Poison message loop occurs when a malformed message repeatedly fails. With per-message acknowledgment, poison messages eventually route to the DLQ while healthy messages continue processing. With batch acknowledgment, a single poison message causes the entire batch to retry indefinitely, trapping healthy messages in the loop. Prefer per-message acknowledgment unless all messages in a batch succeed or fail together. The fix: distinguish permanent failures from transient ones and acknowledge messages that will never succeed.
Partial batch failure manifests when some messages in a batch succeed while others fail. If you acknowledge the entire batch only when all succeed, successful messages reprocess on retry, potentially causing duplicate side effects if the idempotency check and side effect aren't atomic. Per-message acknowledgment means successful ones don't reprocess, but adds complexity of partial completion. The safest pattern: per-message acknowledgment with truly idempotent processing, acknowledging each message immediately after success.
Consumer starvation happens when a slow message blocks batch processing. If your batch contains nine fast messages and one slow one, all nine complete quickly but the consumer invocation doesn't finish until the slow message completes. High concurrency helps (other invocations process other batches), but within a single batch, slow messages create head-of-line blocking.
Solutions depend on why messages are slow. If processing time varies predictably by message type, route slow types to a separate queue. If slowness is unpredictable, smaller batches reduce blocking impact. If slowness indicates a downstream problem, circuit breakers prevent one slow dependency from blocking all processing.
Backlog runaway during outages is expected since queues buffer work when consumers can't keep up. But unbounded accumulation indicates a fundamental mismatch between production rate and consumption capacity. Monitor backlog depth and alert on sustained growth. A backlog that grows during an outage and drains after recovery is healthy; indefinite growth indicates architectural problems.
Monitoring queue health
Debugging queue problems requires visibility into the full pipeline.
Essential metrics: backlog depth (messages waiting), consumer error rate (failures per message), processing latency (time from send to acknowledgment), and DLQ inflow rate (messages failing to dead letter queue per period).

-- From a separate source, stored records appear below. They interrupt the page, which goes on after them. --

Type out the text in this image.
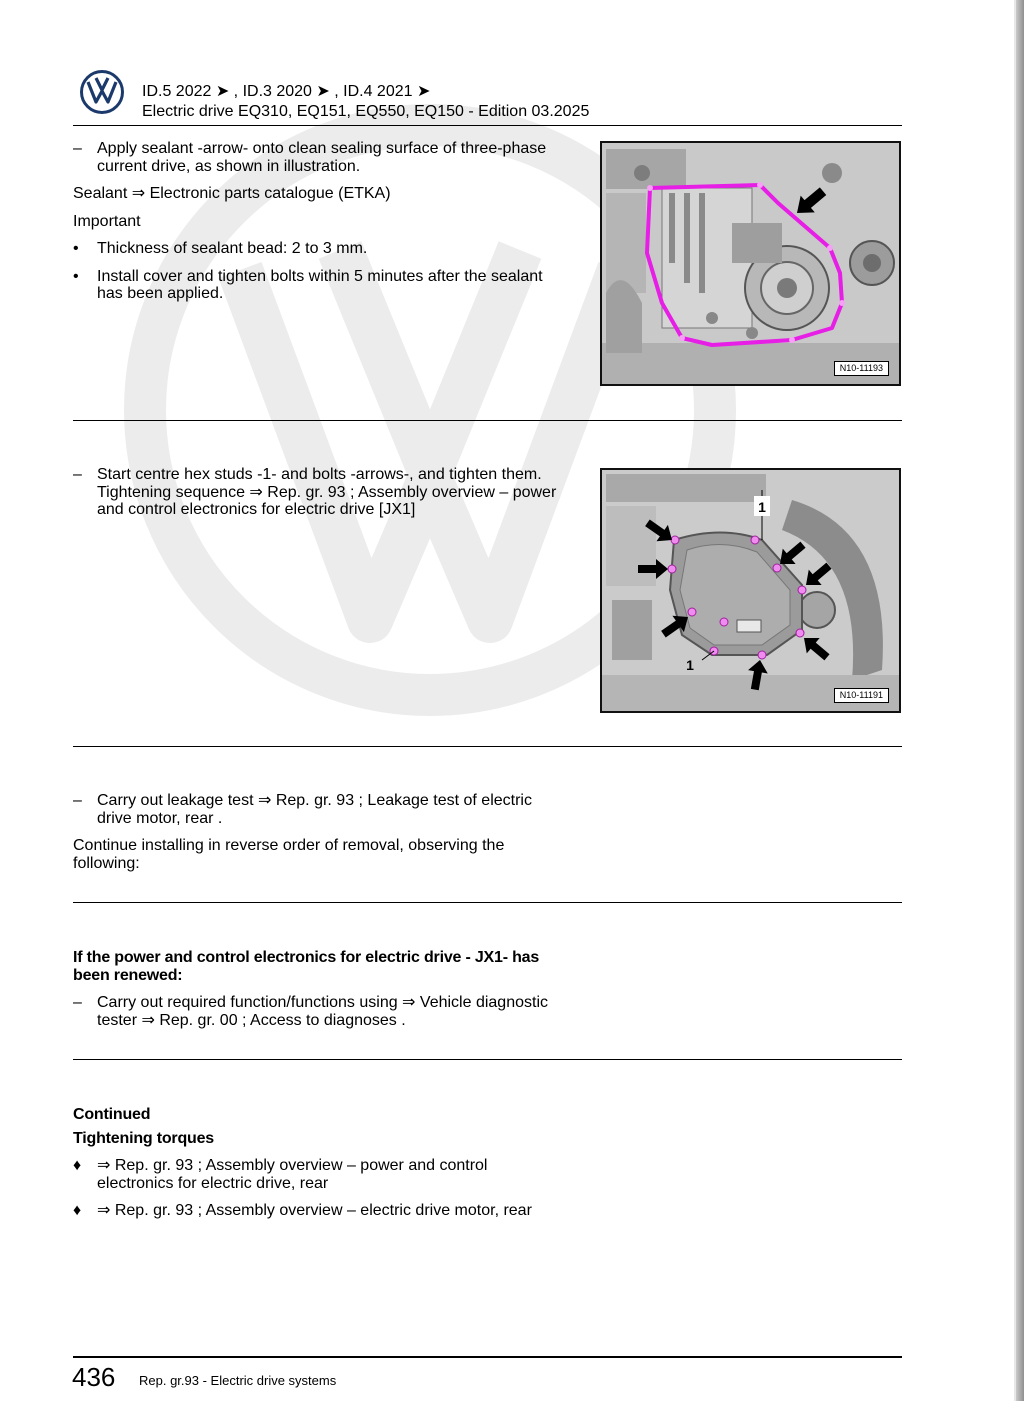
ID.5 2022 ➤ , ID.3 2020 ➤ , ID.4 2021 ➤
Electric drive EQ310, EQ151, EQ550, EQ150 - Edition 03.2025
– Apply sealant -arrow- onto clean sealing surface of three-phase current drive, as shown in illustration.
Sealant ⇒ Electronic parts catalogue (ETKA)
Important
• Thickness of sealant bead: 2 to 3 mm.
• Install cover and tighten bolts within 5 minutes after the sealant has been applied.
N10-11193
– Start centre hex studs -1- and bolts -arrows-, and tighten them. Tightening sequence ⇒ Rep. gr. 93 ; Assembly overview – power and control electronics for electric drive [JX1]	1
1
N10-11191
– Carry out leakage test ⇒ Rep. gr. 93 ; Leakage test of electric drive motor, rear .
Continue installing in reverse order of removal, observing the following:
If the power and control electronics for electric drive - JX1- has been renewed:
– Carry out required function/functions using ⇒ Vehicle diagnostic tester ⇒ Rep. gr. 00 ; Access to diagnoses .
Continued
Tightening torques
♦ ⇒ Rep. gr. 93 ; Assembly overview – power and control electronics for electric drive, rear
♦ ⇒ Rep. gr. 93 ; Assembly overview – electric drive motor, rear
436 Rep. gr.93 - Electric drive systems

Backlog depth trending upward means insufficient consumer capacity: not enough concurrency, processing too slow, or too many retries. Error rate spikes indicate bad messages or downstream problems. Processing latency degradation suggests consumer slowness or batch configuration issues. DLQ inflow indicates persistent failures needing investigation.
Set alerts at thresholds that give time to respond. A backlog that drains in an hour isn't urgent; a backlog growing faster than it drains is. Error rates above your retry budget mean messages are hitting the DLQ; rates below mean the system is self-healing. DLQ depth above zero always warrants investigation.
Cloudflare provides basic analytics through the dashboard. For production systems, supplement with your own logging: capture message types, processing duration, failure reasons, and retry counts.
Cost considerations
Queues are available on both paid and free Workers plans. The free plan includes 10,000 operations per day across reads, writes, and deletes, with all features available including event subscriptions. The meaningful restriction is retention: free plan messages expire after 24 hours rather than the 14 days available on paid plans. For prototyping, learning, and low-volume production workloads, the free tier is genuinely usable rather than merely decorative.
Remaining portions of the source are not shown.